Ici a vécu, au milieu du XIXe siècle, la biterroise Marie Cauffopé, qui fut la fiancée de François Mistral, neveu du célèbre écrivain occitan Frédéric Mistral. Découvrant l’infidélité de sa promise, François Mistral se jette du haut du Mas du Juge, la vieille bâtisse de sa famille à Maillane, le jour de la fête du village le 7 juillet 1862. Il tombe sur une table de pierre et se tue.
Frédéric Mistral racontera ce drame à son ami écrivain Alphonse Daudet, qui en tirera en 1869 « L’Arlésienne », une des nouvelles de son célèbrissime roman « Les Lettres de mon Moulin ». Il y transforme Marie Cauffopé en une énigmatique jeune femme, que l’on ne voit jamais vraiment, et qui serait venue d’Arles. Ce détail est à l’origine de l’expression « l’Arlésienne » qui désigne une personne ou une chose dont on parle tout le temps, mais qui n’apparaît pas.
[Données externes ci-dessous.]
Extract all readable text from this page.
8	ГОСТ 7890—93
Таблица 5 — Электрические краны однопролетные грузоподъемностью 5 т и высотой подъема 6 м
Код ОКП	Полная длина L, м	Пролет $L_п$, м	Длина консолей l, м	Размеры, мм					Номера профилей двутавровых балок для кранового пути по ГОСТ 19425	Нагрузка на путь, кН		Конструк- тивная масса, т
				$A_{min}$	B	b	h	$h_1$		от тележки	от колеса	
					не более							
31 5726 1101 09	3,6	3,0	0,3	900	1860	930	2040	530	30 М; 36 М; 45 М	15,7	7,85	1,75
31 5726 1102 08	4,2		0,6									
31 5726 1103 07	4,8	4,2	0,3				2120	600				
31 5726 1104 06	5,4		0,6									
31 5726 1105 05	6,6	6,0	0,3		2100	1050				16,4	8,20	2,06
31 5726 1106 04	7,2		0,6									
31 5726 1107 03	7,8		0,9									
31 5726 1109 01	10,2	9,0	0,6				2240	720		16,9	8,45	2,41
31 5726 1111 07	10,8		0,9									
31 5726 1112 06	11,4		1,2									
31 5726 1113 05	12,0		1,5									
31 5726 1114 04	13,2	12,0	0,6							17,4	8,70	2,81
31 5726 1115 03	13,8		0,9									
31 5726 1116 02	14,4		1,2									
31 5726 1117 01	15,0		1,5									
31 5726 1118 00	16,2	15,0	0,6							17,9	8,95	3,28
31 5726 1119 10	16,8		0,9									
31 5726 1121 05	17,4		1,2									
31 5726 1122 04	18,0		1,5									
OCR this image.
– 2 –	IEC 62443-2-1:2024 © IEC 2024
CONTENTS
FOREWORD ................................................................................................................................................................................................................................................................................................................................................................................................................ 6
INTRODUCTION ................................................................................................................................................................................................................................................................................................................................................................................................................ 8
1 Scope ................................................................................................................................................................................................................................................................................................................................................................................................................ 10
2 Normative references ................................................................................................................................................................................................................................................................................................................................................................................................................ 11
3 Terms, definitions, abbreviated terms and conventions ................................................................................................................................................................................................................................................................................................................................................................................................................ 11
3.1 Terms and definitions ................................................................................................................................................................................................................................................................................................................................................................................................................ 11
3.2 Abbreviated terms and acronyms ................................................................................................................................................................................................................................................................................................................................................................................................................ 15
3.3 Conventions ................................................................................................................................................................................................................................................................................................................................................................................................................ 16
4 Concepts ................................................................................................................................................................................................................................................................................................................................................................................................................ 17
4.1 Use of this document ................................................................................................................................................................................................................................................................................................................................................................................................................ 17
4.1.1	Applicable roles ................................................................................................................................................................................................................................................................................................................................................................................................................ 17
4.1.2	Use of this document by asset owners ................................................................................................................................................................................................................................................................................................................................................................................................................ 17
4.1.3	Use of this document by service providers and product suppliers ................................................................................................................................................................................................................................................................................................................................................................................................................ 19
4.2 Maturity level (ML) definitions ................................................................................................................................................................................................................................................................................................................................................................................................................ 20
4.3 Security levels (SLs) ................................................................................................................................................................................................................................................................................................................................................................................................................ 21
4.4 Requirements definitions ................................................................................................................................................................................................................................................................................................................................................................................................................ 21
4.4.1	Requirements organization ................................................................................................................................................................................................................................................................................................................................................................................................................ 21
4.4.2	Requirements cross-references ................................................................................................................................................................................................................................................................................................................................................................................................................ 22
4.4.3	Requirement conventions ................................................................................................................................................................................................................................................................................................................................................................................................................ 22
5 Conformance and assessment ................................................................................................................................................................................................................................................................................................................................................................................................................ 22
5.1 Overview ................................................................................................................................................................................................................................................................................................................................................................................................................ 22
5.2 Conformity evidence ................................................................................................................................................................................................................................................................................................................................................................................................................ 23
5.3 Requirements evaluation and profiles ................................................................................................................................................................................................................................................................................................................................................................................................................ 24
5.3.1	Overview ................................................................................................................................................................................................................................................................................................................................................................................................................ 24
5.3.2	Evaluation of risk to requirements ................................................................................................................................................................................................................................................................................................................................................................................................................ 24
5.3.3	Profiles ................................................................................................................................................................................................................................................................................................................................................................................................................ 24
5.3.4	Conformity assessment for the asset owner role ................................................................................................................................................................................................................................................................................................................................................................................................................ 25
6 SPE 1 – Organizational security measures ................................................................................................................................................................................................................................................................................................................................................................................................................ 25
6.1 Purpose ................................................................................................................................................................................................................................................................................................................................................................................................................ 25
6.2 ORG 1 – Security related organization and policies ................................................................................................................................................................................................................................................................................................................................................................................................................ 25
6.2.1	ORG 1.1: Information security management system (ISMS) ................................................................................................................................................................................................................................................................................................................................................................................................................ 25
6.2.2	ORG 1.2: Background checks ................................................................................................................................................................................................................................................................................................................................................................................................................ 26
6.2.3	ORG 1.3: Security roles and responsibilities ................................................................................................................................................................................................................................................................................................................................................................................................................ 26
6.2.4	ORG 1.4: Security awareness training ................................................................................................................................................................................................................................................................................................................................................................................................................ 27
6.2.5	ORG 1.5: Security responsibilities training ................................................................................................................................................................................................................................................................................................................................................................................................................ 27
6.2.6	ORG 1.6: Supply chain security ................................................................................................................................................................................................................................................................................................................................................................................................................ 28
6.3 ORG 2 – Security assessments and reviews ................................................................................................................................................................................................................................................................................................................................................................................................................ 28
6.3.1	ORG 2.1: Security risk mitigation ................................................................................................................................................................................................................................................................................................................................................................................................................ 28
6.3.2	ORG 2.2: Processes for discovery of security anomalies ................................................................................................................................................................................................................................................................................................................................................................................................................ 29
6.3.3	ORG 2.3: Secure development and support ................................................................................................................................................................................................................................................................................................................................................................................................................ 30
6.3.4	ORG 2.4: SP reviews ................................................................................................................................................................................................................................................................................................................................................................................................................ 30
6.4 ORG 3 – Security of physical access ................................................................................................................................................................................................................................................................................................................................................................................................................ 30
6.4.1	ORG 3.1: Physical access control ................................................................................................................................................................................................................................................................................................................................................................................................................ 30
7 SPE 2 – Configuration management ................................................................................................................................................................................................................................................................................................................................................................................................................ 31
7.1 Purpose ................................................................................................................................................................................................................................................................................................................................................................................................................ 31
Trois ans plus tard Daudet en fera une pièce de théâtre en trois actes pour laquelle Georges Bizet composera une musique de scène.



Cette fresque, qui couvre 3 pans de murs en trapèze, représente quatre des protagonistes de cette affaire, sur le site de l’immeuble Cauffopé aujourd’hui détruit, avec de gauche à droite et de haut en bas : Marie Cauffopé à son balcon, Frédéric Mistral et Alphonse Daudet autour d’une table de bistrot et Georges Bizet derrière la devanture.